Third Encounter (a big one.) One day, I did a meditation while facing his cardinal direction after also praying to Lucifer: I wanted to see Belial, I wanted to feel him. I’m gay, so, I have a lewd attraction to the demonic form, always have, and I’m completely shameless about it: I offered Belial semen and blood (and chocolate) on a regular basis. This time, after the offering, I meditated with some dark ambient music to set the mood and waited. I followed Koetting’s instructions of “seeing” my room in my mind, focused on a picture of Belial’s sigil. It was clear, sometimes it faded and I just brought it back. Eventually I imagined it growing red, then burning: the more this happened, the less aware I was of how it changed, and how my room eventually faded into blackness. Belial was near me, I heard him, felt that spiritual adrenaline: and then eventually I was falling into something like lava. It looked circular, like a globe, but became like an ocean.
I fell through it, then ended up someplace desolate. It was like an abandoned, strangely gothic garden? I thought it might’ve been my imagination kind of taking over, but then Belial was there. He greeted me, and I admit, I could feel my-self smiling ear to fucking ear and I greeted him enthusiastically: it felt really warm, unbelievably intense, and very exhilarating. The conversations we had were so blurred together, but the ambition, the determination, the sense that he was impressed with me so far, were so suddenly real it woke me up.

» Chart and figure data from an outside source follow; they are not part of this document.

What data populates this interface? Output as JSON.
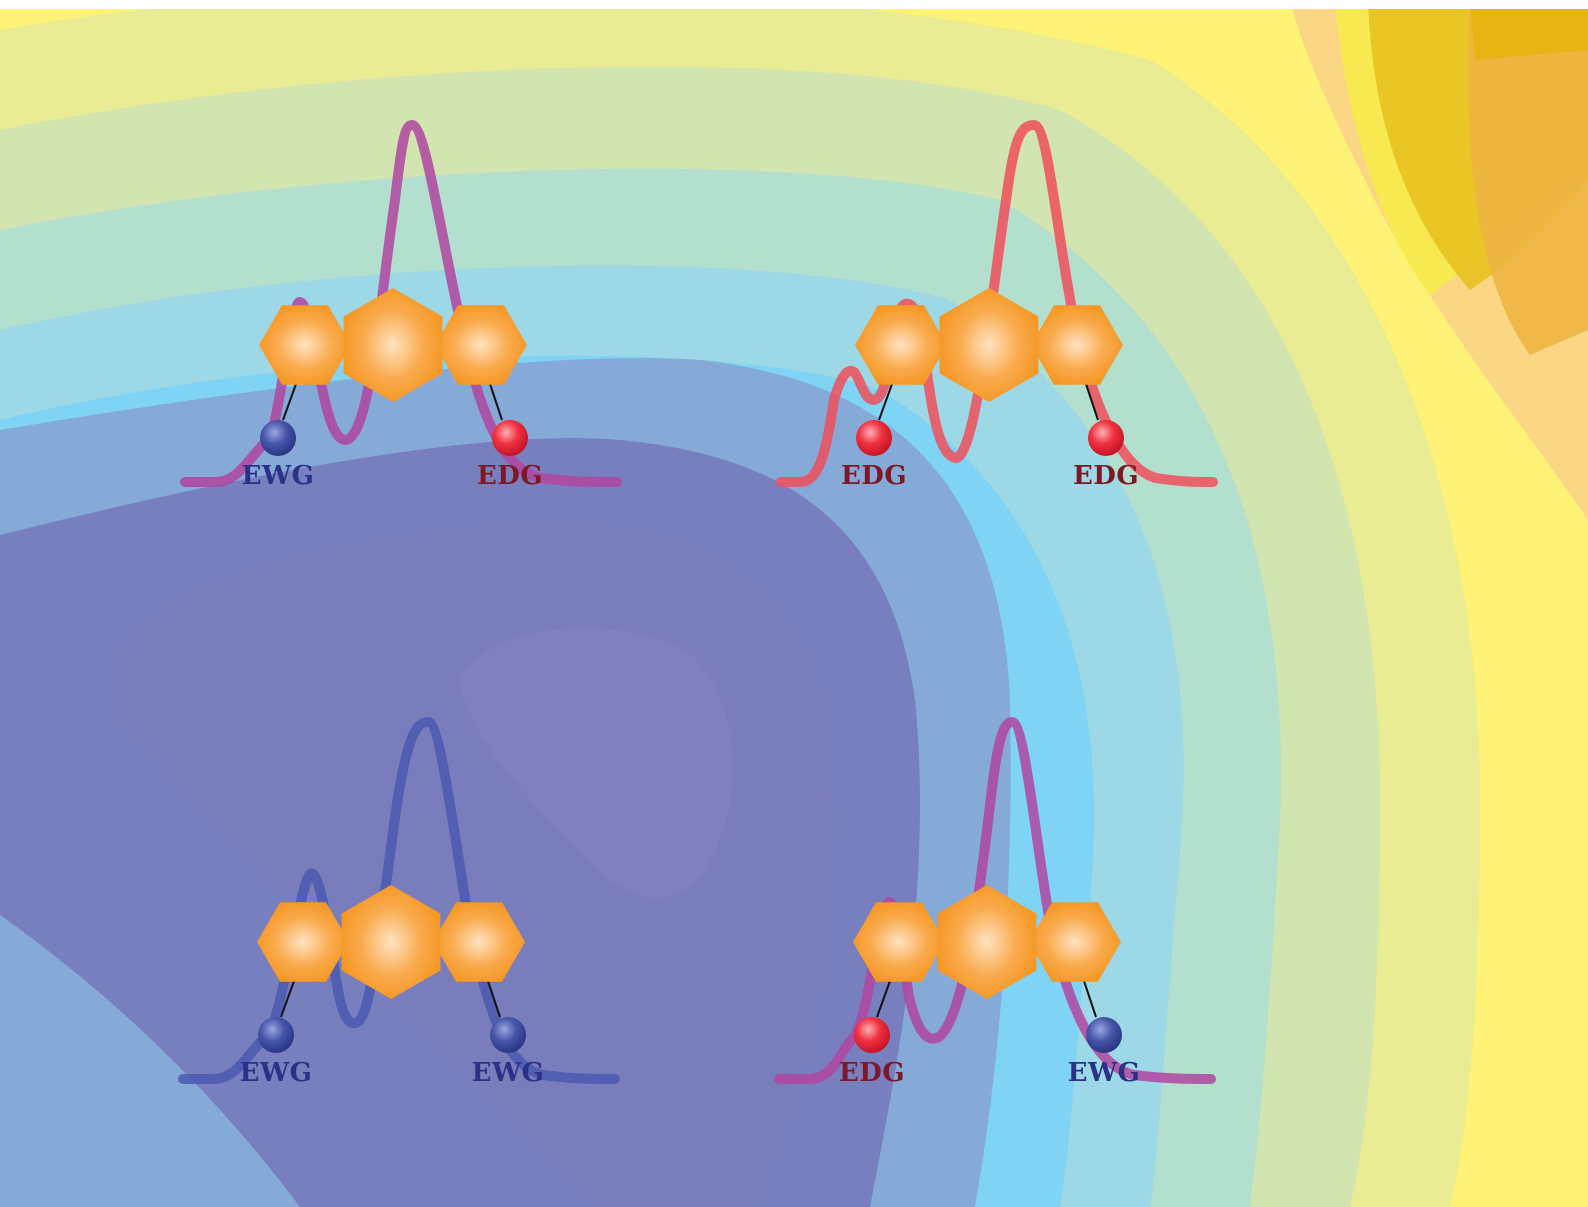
{
  "colors": {
    "ewg": "#3a4ca0",
    "edg": "#e8283a",
    "ewg_text": "#2b3186",
    "edg_text": "#7d1824",
    "ring": "#f5951f",
    "ring_center": "#ffe3c1",
    "curve_mixed": "#b045a0",
    "curve_edg": "#f04f5a",
    "curve_ewg": "#4a58b0"
  },
  "panels": [
    {
      "id": "top-left",
      "curve_color_key": "curve_mixed",
      "left": {
        "type": "EWG",
        "label": "EWG"
      },
      "right": {
        "type": "EDG",
        "label": "EDG"
      }
    },
    {
      "id": "top-right",
      "curve_color_key": "curve_edg",
      "left": {
        "type": "EDG",
        "label": "EDG"
      },
      "right": {
        "type": "EDG",
        "label": "EDG"
      }
    },
    {
      "id": "bottom-left",
      "curve_color_key": "curve_ewg",
      "left": {
        "type": "EWG",
        "label": "EWG"
      },
      "right": {
        "type": "EWG",
        "label": "EWG"
      }
    },
    {
      "id": "bottom-right",
      "curve_color_key": "curve_mixed",
      "left": {
        "type": "EDG",
        "label": "EDG"
      },
      "right": {
        "type": "EWG",
        "label": "EWG"
      }
    }
  ]
}
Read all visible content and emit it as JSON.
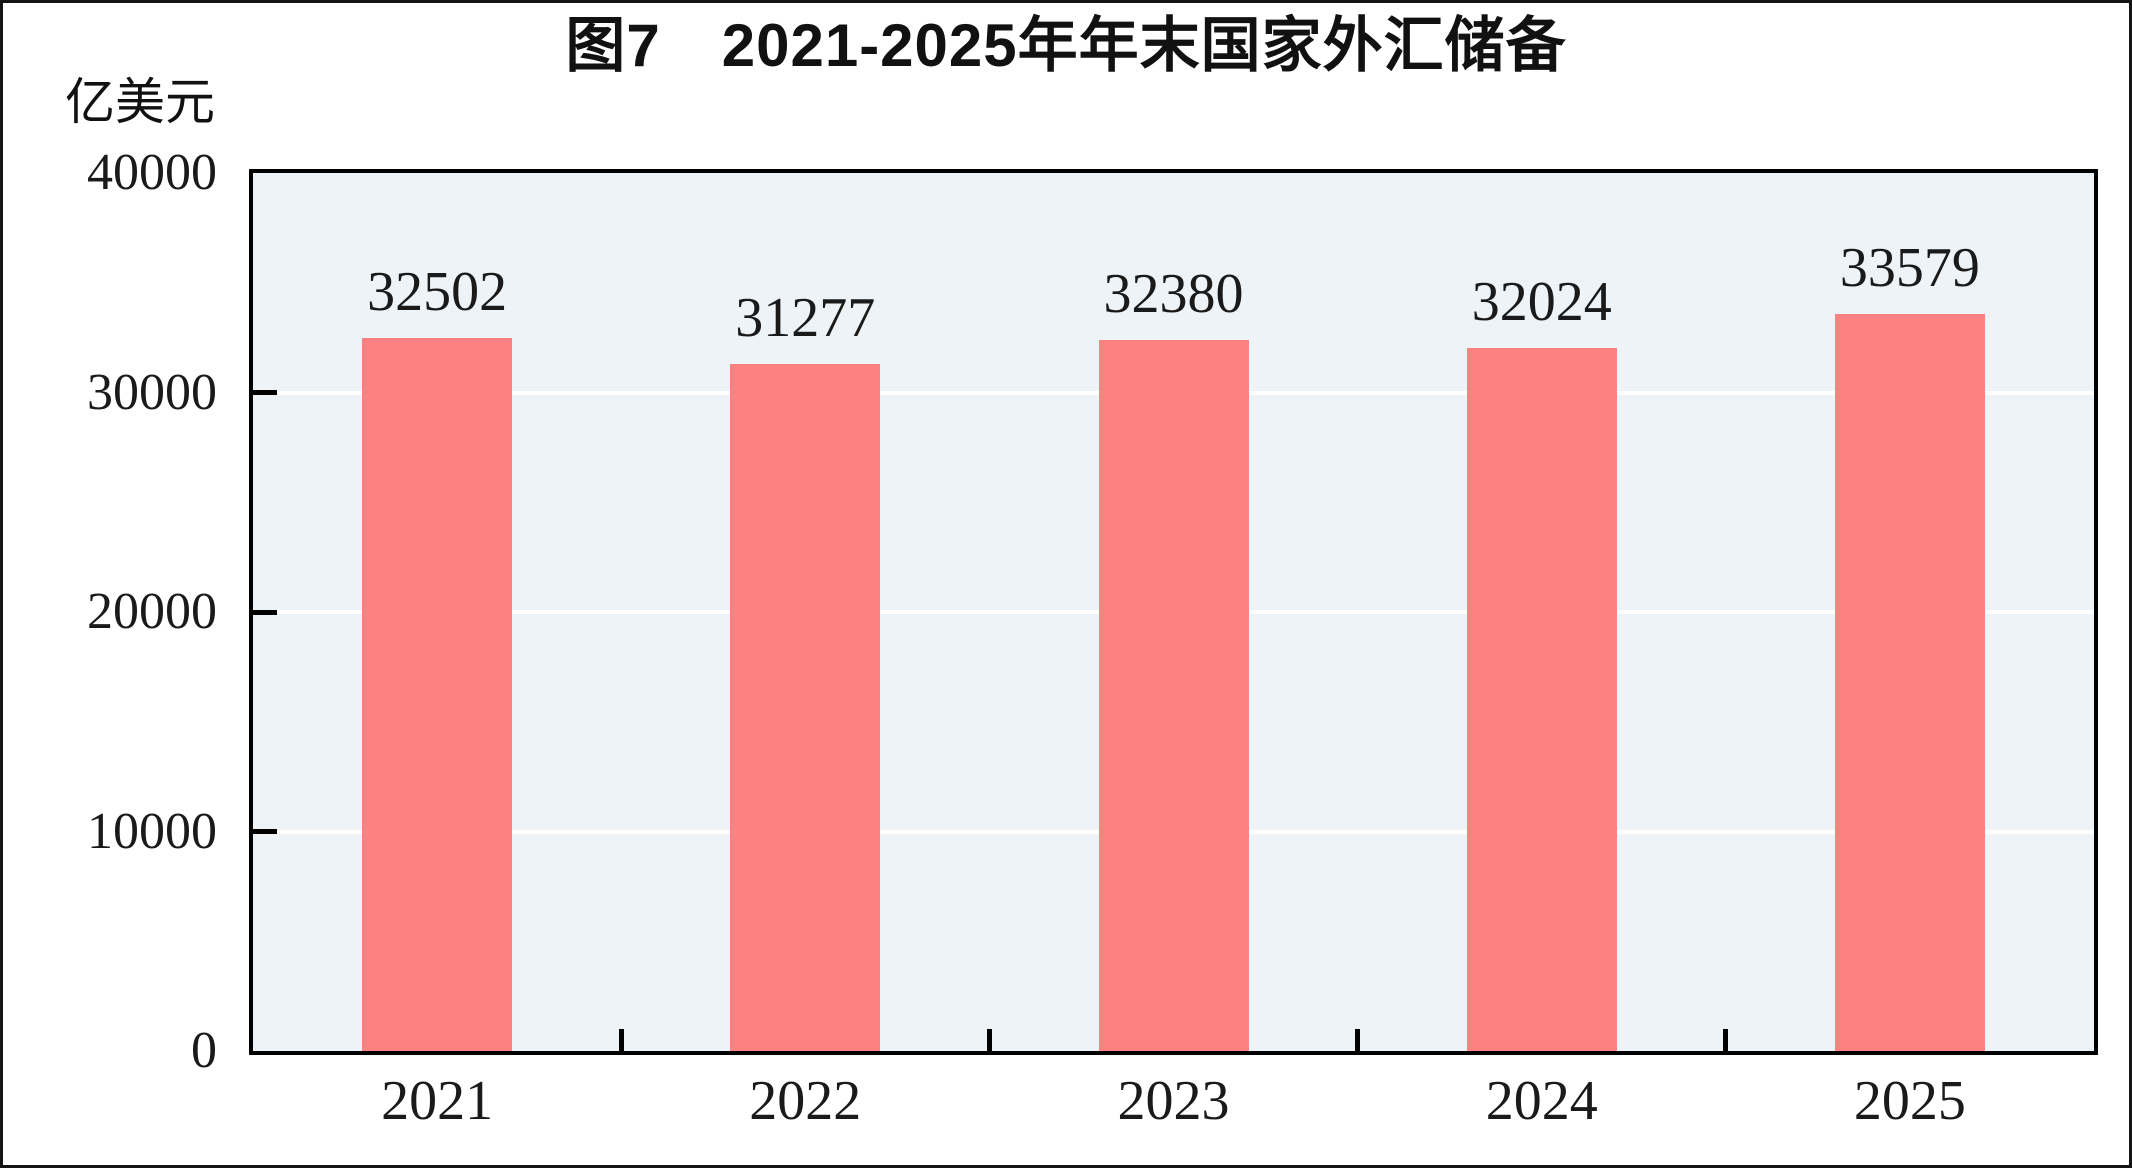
{
  "title": "图7　2021-2025年年末国家外汇储备",
  "y_axis_unit": "亿美元",
  "colors": {
    "bar": "#fc8181",
    "plot_background": "#edf3f6",
    "gridline": "#ffffff",
    "axis_frame": "#000000",
    "text": "#1a1a1a"
  },
  "chart_data": {
    "type": "bar",
    "title": "图7　2021-2025年年末国家外汇储备",
    "categories": [
      "2021",
      "2022",
      "2023",
      "2024",
      "2025"
    ],
    "values": [
      32502,
      31277,
      32380,
      32024,
      33579
    ],
    "bar_value_labels": [
      "32502",
      "31277",
      "32380",
      "32024",
      "33579"
    ],
    "xlabel": "",
    "ylabel": "亿美元",
    "ylim": [
      0,
      40000
    ],
    "yticks": [
      0,
      10000,
      20000,
      30000,
      40000
    ],
    "ytick_labels": [
      "0",
      "10000",
      "20000",
      "30000",
      "40000"
    ],
    "grid": true,
    "gridline_values": [
      10000,
      20000,
      30000
    ],
    "legend_position": "none"
  }
}
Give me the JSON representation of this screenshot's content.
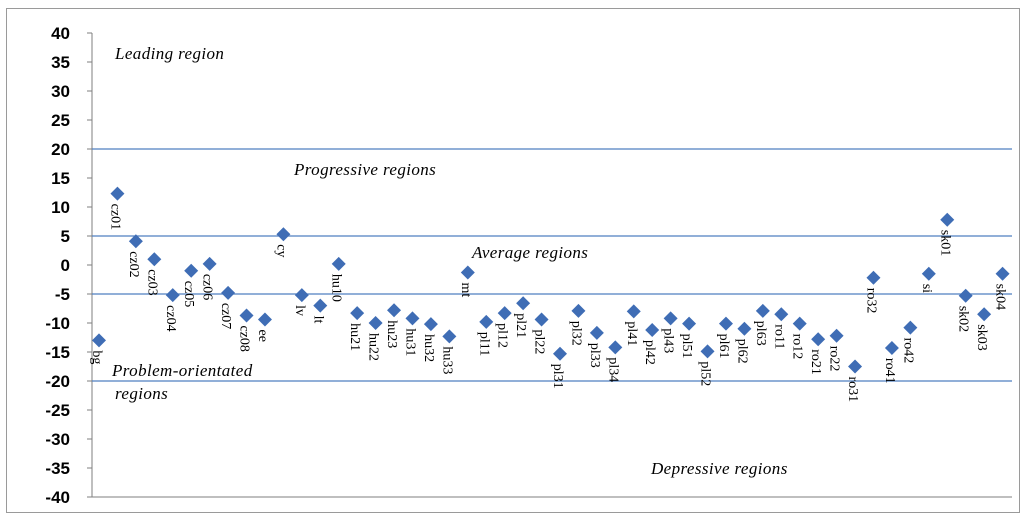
{
  "chart_data": {
    "type": "scatter",
    "title": "",
    "xlabel": "",
    "ylabel": "",
    "ylim": [
      -40,
      40
    ],
    "yticks": [
      40,
      35,
      30,
      25,
      20,
      15,
      10,
      5,
      0,
      -5,
      -10,
      -15,
      -20,
      -25,
      -30,
      -35,
      -40
    ],
    "ytick_labels": [
      "40",
      "35",
      "30",
      "25",
      "20",
      "15",
      "10",
      "5",
      "0",
      "-5",
      "-10",
      "-15",
      "-20",
      "-25",
      "-30",
      "-35",
      "-40"
    ],
    "threshold_lines": [
      20,
      5,
      -5,
      -20
    ],
    "grid": false,
    "legend": "none",
    "marker": "diamond",
    "marker_color": "#3f6db5",
    "threshold_color": "#4f7fc0",
    "regions": [
      {
        "label": "Leading region"
      },
      {
        "label": "Progressive regions"
      },
      {
        "label": "Average regions"
      },
      {
        "label": "Problem-orientated regions"
      },
      {
        "label": "Depressive regions"
      }
    ],
    "points": [
      {
        "label": "bg",
        "y": -13
      },
      {
        "label": "cz01",
        "y": 12.3
      },
      {
        "label": "cz02",
        "y": 4.1
      },
      {
        "label": "cz03",
        "y": 1.0
      },
      {
        "label": "cz04",
        "y": -5.2
      },
      {
        "label": "cz05",
        "y": -1.0
      },
      {
        "label": "cz06",
        "y": 0.2
      },
      {
        "label": "cz07",
        "y": -4.8
      },
      {
        "label": "cz08",
        "y": -8.7
      },
      {
        "label": "ee",
        "y": -9.4
      },
      {
        "label": "cy",
        "y": 5.3
      },
      {
        "label": "lv",
        "y": -5.2
      },
      {
        "label": "lt",
        "y": -7.0
      },
      {
        "label": "hu10",
        "y": 0.2
      },
      {
        "label": "hu21",
        "y": -8.3
      },
      {
        "label": "hu22",
        "y": -10.0
      },
      {
        "label": "hu23",
        "y": -7.8
      },
      {
        "label": "hu31",
        "y": -9.2
      },
      {
        "label": "hu32",
        "y": -10.2
      },
      {
        "label": "hu33",
        "y": -12.3
      },
      {
        "label": "mt",
        "y": -1.3
      },
      {
        "label": "pl11",
        "y": -9.8
      },
      {
        "label": "pl12",
        "y": -8.3
      },
      {
        "label": "pl21",
        "y": -6.6
      },
      {
        "label": "pl22",
        "y": -9.4
      },
      {
        "label": "pl31",
        "y": -15.3
      },
      {
        "label": "pl32",
        "y": -7.9
      },
      {
        "label": "pl33",
        "y": -11.7
      },
      {
        "label": "pl34",
        "y": -14.2
      },
      {
        "label": "pl41",
        "y": -8.0
      },
      {
        "label": "pl42",
        "y": -11.2
      },
      {
        "label": "pl43",
        "y": -9.2
      },
      {
        "label": "pl51",
        "y": -10.1
      },
      {
        "label": "pl52",
        "y": -14.9
      },
      {
        "label": "pl61",
        "y": -10.1
      },
      {
        "label": "pl62",
        "y": -11.0
      },
      {
        "label": "pl63",
        "y": -7.9
      },
      {
        "label": "ro11",
        "y": -8.5
      },
      {
        "label": "ro12",
        "y": -10.1
      },
      {
        "label": "ro21",
        "y": -12.8
      },
      {
        "label": "ro22",
        "y": -12.2
      },
      {
        "label": "ro31",
        "y": -17.5
      },
      {
        "label": "ro32",
        "y": -2.2
      },
      {
        "label": "ro41",
        "y": -14.3
      },
      {
        "label": "ro42",
        "y": -10.8
      },
      {
        "label": "si",
        "y": -1.5
      },
      {
        "label": "sk01",
        "y": 7.8
      },
      {
        "label": "sk02",
        "y": -5.3
      },
      {
        "label": "sk03",
        "y": -8.5
      },
      {
        "label": "sk04",
        "y": -1.5
      }
    ]
  }
}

When I came to, I felt like I had been running for hours. After this, rituals were on the regular. He felt so much a part of my life, and me a part of him: I understand that more, unlocking the gate, turning the key, BEING the key: I’ve never professed to fully “grasp it,” but I know the limitations of my own knowledge, and he appreciated that I did not act like I suddenly knew everything. I’ve always maintained I have a lot to learn, I’m not even close to being an adept-- but I will be. I try to keep my ego in check, but never limit or doubt my-self.
Eventually, I lost my job, but I did not even care. Belial helped me to see that after years of being mistreated, of the bigotry, of the nepotism, and one customer putting a knife to my throat, that I was done. So I moved the fuck on, full force, and I owe that to him.
I can say that, Belial is magnificent: I worked with him over and over to destroy my own limitations and my limited understanding BEFORE I tried changing my-life. Shit got rough, but I welcomed it, because I’ve survived it before and this time the pain was because I wanted it. That is the biggest thing he taught me-- taking control, letting no one, nothing, not even him, controlling or owning anything about me. Answer to no one, but your-self (but don’t do stupid shit.)
As a final note, I give my deepest love, and respect to you, King Belial. Thank you for everything you have done for me, and all the years that you watched me, and for both believing in me, and showing me how to truly believe in my-self.
Please ask me questions below, about anything at all related to my experience. There were some visions of Belial I’ve not described, because they were oddly Lewd, so I’ll be keeping those from the discussion.
Hail King Belial! Forever the Destroyer of Tyrants, The One without a Master.